Através de suas redes sociais, o presidente da República chegou a dizer que não tinha obrigação de enviar oxigênio ao Amazonas, porque já tinha disponibilizado estes recursos.

“Tenho muita clareza de que, efetivamente, o Amazonas recebeu auxílios importantes do Governo Federal, mas isso é uma obrigação do Governo Federal. Não posso aceitar que o presidente da República, Jair Bolsonaro, venha passar na nossa cara que mandou R$ 9 bilhões para o Amazonas em 2020”, disse Serafim durante a Sessão Plenária da Assembleia Legislativa do Amazonas (Aleam).

No montante enviado pelo Governo Federal ao Estado estão incluídos o programa Bolsa Família, Auxílio Emergencial, pagamento de aposentadorias do Instituto Nacional do Seguro Social (INSS), Fundos Constitucionais para o Governo do Amazonas e para os 62 municípios.

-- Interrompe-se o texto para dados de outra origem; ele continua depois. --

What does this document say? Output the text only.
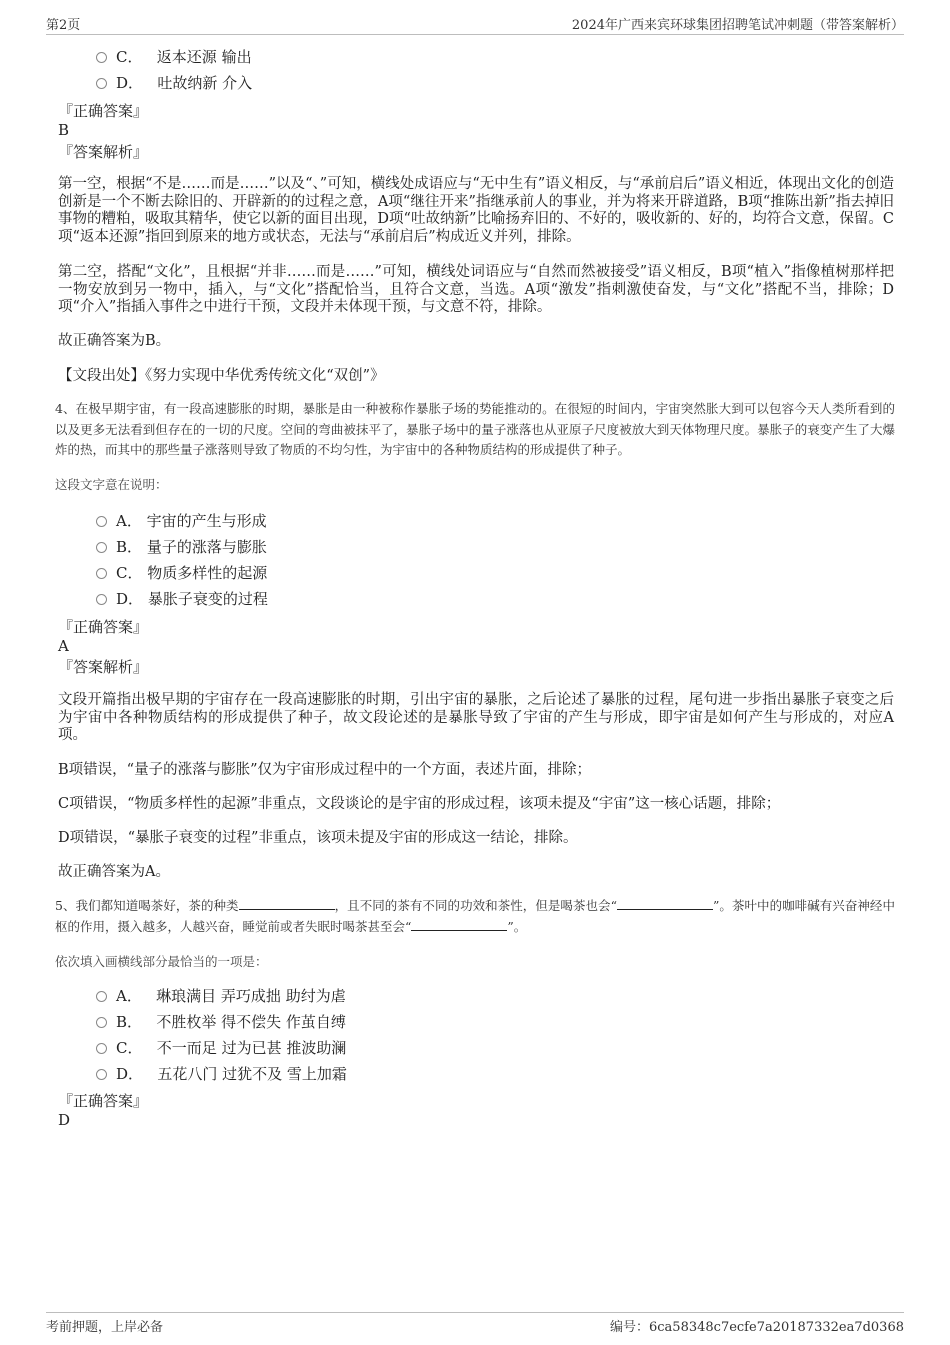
第2页	2024年广西来宾环球集团招聘笔试冲刺题（带答案解析）
C． 返本还源 输出
D． 吐故纳新 介入
『正确答案』
B
『答案解析』
第一空，根据“不是……而是……”以及“、”可知，横线处成语应与“无中生有”语义相反，与“承前启后”语义相近，体现出文化的创造创新是一个不断去除旧的、开辟新的的过程之意，A项“继往开来”指继承前人的事业，并为将来开辟道路，B项“推陈出新”指去掉旧事物的糟粕，吸取其精华，使它以新的面目出现，D项“吐故纳新”比喻扬弃旧的、不好的，吸收新的、好的，均符合文意，保留。C项“返本还源”指回到原来的地方或状态，无法与“承前启后”构成近义并列，排除。
第二空，搭配“文化”，且根据“并非……而是……”可知，横线处词语应与“自然而然被接受”语义相反，B项“植入”指像植树那样把一物安放到另一物中，插入，与“文化”搭配恰当，且符合文意，当选。A项“激发”指刺激使奋发，与“文化”搭配不当，排除；D项“介入”指插入事件之中进行干预，文段并未体现干预，与文意不符，排除。
故正确答案为B。
【文段出处】《努力实现中华优秀传统文化“双创”》
4、在极早期宇宙，有一段高速膨胀的时期，暴胀是由一种被称作暴胀子场的势能推动的。在很短的时间内，宇宙突然胀大到可以包容今天人类所看到的以及更多无法看到但存在的一切的尺度。空间的弯曲被抹平了，暴胀子场中的量子涨落也从亚原子尺度被放大到天体物理尺度。暴胀子的衰变产生了大爆炸的热，而其中的那些量子涨落则导致了物质的不均匀性，为宇宙中的各种物质结构的形成提供了种子。
这段文字意在说明：
A． 宇宙的产生与形成
B． 量子的涨落与膨胀
C． 物质多样性的起源
D． 暴胀子衰变的过程
『正确答案』
A
『答案解析』
文段开篇指出极早期的宇宙存在一段高速膨胀的时期，引出宇宙的暴胀，之后论述了暴胀的过程，尾句进一步指出暴胀子衰变之后为宇宙中各种物质结构的形成提供了种子，故文段论述的是暴胀导致了宇宙的产生与形成，即宇宙是如何产生与形成的，对应A项。
B项错误，“量子的涨落与膨胀”仅为宇宙形成过程中的一个方面，表述片面，排除；
C项错误，“物质多样性的起源”非重点，文段谈论的是宇宙的形成过程，该项未提及“宇宙”这一核心话题，排除；
D项错误，“暴胀子衰变的过程”非重点，该项未提及宇宙的形成这一结论，排除。
故正确答案为A。
5、我们都知道喝茶好，茶的种类	，且不同的茶有不同的功效和茶性，但是喝茶也会“	”。茶叶中的咖啡碱有兴奋神经中枢的作用，摄入越多，人越兴奋，睡觉前或者失眠时喝茶甚至会“	”。
依次填入画横线部分最恰当的一项是：
A． 琳琅满目 弄巧成拙 助纣为虐
B． 不胜枚举 得不偿失 作茧自缚
C． 不一而足 过为已甚 推波助澜
D． 五花八门 过犹不及 雪上加霜
『正确答案』
D
考前押题，上岸必备	编号：6ca58348c7ecfe7a20187332ea7d0368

“Nesse bolo todo deu R$ 9 bilhões, mas aí eu tenho uma perguntinha para fazer para o presidente. Quanto foi que o Governo Federal arrecadou aqui (Amazonas)? Sabem quanto foi em 2020? R$ 21 bilhões. O senhor (Bolsonaro) levou R$ 21 bilhões e devolveu R$ 9 bilhões. Está faltando R$ 12 bilhões nessa conta. Quando vai devolver os R$ 12 bilhões para a conta ficar zero a zero?”, questionou Serafim.

O líder do PSB na Casa Legislativa ainda disse que acompanha os números no estado e não poderia ficar calado diante da postura de Bolsonaro.

“Não se pode admitir que o presidente venha achar que a gente não saiba tabuada. Essa são as duas primeiras operações, somar e diminuir. Não entra nem multiplicar e dividir. Agora dizer que mandou R$ 9 bilhões, como se ele tivesse mandado R$ 9 bilhões de esmola. Essa é a manifestação de alguém que acompanha esses números e que não tem o direito de ficar calado na hora em que o presidente vem com essa graça para cima de todos nós. Lamento que nosso governador e os 62 prefeitos tenham ficado calados”, concluiu.